By using sustainable development as a baseline for its agenda, the government would be able to guarantee long-term improvements to public services, as well as real benefits for tax payers, the report states.

“With G8 and the EU Presidency coming up, this is a vital year for the government, but you can’t have a huge global campaign for sustainable change and development if you do not have sustainability at the heart of your domestic agenda,” Jonathon Porritt, chairman of the SDC told edie. “What’s needed is an effort to get some seriously joined-up thinking between international and domestic policies.”

As well as providing greater value for money both for the long and short terms, the SDC report points out that integrating sustainable development into the government’s modernisation programme would also bring a better balance between economic, environmental and social benefits, rather than crude trade-offs.

“Looking at best practice, we know how much money and energy can be saved, and the difference between best practice and bog-standard practice, both in terms of construction and operation, is still enormous,” Mr Porritt explained.

The UK currently has half a dozen iconic examples of sustainable construction, but Mr Porritt said that if it could be done once, then constructing sustainable, energy-efficient buildings should now become the standard, not the rare exception.

“Thousands of tonnes of carbon emissions could be saved, and by employing best practice, the government would be sending an extremely strong signal to the construction industry,” he continued. “The government must use its huge power as a central procurement agency to send signals through the public and private sectors.”

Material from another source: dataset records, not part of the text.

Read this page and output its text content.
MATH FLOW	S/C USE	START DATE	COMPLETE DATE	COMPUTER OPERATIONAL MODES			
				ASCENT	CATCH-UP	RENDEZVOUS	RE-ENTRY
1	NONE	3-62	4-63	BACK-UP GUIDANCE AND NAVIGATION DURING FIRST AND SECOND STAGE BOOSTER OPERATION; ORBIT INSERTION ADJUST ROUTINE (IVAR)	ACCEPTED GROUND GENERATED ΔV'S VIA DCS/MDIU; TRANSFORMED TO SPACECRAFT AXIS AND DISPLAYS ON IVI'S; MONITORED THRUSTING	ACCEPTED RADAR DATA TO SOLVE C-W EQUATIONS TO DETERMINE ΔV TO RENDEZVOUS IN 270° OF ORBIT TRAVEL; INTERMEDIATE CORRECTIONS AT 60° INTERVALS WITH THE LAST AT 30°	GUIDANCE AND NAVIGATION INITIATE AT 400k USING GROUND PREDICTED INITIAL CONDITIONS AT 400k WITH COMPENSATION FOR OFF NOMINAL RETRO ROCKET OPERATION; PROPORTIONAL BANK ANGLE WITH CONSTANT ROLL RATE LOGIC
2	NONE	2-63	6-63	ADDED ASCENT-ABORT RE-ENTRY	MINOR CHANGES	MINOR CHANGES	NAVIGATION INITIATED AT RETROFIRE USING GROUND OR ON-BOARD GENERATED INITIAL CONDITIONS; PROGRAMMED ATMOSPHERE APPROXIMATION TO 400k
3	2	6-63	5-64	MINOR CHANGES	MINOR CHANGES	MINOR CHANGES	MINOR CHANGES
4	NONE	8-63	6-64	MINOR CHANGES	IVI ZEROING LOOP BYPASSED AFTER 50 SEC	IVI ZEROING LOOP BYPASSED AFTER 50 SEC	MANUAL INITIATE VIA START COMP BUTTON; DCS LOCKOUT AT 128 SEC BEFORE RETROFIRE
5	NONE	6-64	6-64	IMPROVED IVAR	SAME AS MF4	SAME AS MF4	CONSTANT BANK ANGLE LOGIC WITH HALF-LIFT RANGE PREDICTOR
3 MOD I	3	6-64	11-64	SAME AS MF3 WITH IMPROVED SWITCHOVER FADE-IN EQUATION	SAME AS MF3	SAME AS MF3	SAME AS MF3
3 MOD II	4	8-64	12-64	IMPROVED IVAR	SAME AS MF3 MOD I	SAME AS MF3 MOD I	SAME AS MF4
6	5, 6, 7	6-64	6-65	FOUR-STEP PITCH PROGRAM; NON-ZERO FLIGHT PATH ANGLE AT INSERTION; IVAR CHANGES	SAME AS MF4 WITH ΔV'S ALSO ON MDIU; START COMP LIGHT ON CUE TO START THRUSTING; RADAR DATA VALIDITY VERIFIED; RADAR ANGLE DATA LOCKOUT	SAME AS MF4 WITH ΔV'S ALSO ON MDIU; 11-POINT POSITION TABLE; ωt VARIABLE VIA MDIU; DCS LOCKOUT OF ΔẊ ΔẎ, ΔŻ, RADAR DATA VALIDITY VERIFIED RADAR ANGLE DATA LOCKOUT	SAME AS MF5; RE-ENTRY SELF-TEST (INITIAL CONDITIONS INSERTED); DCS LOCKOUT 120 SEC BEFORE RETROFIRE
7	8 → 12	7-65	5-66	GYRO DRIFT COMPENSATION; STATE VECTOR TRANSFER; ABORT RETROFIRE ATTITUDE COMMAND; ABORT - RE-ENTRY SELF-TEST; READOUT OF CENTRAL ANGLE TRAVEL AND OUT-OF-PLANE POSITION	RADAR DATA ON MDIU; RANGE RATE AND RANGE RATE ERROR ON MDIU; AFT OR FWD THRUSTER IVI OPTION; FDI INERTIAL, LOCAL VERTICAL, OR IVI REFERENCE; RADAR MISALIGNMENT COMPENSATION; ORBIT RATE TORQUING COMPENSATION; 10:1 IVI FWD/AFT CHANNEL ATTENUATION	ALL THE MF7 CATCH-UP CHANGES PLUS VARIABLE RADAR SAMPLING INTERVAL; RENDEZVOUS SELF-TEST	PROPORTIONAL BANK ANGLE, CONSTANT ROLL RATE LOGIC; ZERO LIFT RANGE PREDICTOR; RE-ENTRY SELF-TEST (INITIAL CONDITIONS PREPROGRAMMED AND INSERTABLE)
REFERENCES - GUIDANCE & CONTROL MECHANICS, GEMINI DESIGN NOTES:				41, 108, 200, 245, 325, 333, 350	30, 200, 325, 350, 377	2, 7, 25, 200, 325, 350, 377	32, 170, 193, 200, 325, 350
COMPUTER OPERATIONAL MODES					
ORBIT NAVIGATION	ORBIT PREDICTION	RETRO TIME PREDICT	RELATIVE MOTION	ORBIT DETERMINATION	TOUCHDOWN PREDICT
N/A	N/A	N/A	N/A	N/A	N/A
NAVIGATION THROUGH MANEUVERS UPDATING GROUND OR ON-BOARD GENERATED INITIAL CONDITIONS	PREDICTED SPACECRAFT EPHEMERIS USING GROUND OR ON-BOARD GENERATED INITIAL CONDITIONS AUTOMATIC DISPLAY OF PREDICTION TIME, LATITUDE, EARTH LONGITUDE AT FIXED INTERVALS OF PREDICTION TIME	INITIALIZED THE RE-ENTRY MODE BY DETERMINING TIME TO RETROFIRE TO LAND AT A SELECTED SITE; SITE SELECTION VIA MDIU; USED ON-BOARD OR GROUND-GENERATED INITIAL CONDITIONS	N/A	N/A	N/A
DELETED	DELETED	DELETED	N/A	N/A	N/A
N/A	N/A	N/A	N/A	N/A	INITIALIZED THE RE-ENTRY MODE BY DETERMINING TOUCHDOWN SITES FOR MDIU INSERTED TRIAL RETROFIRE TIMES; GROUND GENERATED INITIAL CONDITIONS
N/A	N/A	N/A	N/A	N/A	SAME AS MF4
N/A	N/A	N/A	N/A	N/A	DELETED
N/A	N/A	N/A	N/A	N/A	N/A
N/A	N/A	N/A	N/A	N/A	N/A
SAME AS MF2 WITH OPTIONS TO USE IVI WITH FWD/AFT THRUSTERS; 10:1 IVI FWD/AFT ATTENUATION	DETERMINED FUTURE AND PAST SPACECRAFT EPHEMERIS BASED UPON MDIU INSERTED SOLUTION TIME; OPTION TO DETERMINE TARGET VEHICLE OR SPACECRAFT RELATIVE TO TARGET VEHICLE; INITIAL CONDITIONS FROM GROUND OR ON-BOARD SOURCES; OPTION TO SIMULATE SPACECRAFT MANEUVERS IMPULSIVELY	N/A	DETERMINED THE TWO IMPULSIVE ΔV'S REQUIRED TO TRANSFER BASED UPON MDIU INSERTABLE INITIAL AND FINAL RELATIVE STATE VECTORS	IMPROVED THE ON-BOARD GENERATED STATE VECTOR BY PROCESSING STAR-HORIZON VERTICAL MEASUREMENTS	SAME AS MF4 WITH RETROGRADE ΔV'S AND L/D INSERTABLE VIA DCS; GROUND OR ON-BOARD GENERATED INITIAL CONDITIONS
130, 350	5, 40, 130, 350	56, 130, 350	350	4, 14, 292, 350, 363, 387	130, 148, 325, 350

Environmental benefits of integrating sustainable development into government policies would include a direct reduction in energy consumption and material flows. Indirectly, carbon emissions would also be reduced by more energy efficient buildings, as well as by a better public transport system that would cut down heavy dependency on cars.

“The government needs to think in an integrated way,” Mr Porritt added. “The public sector must be obliged to operate in an environmentally responsible manner. It is wrong that, for instance, healthcare facilities at the NHS get off the hook when companies in the private sector are becoming more heavily regulated and forced to do more to reduce their environmental impact.”

“We have suggested in the report that the healthcare commission and the NHS are given a new management programme so that they also become ‘good corporate citizens’, managing all their facilities with an eye to reducing environmental and social impacts, as well as becoming an exemplar of sustainable development to the rest of the sector.”

Despite admissions from Environment Minister Elliot Morley towards the end of last year that the public sector would be led by example from the inside out on sustainable procurement and development (see related story), Mr Porritt told edie that he felt the government was holding fire for the announcement of its new strategy, which is due to be unveiled on 1 March 2005.

“Sustainable procurement will be integral to the new strategy, which has a much stronger push on sustainable procurement, for local authorities and government departments alike, improving guidelines and support,” he said.

“But the government needs to stick to its guns – sustainability must become a mainstream imperative, not an afterthought.”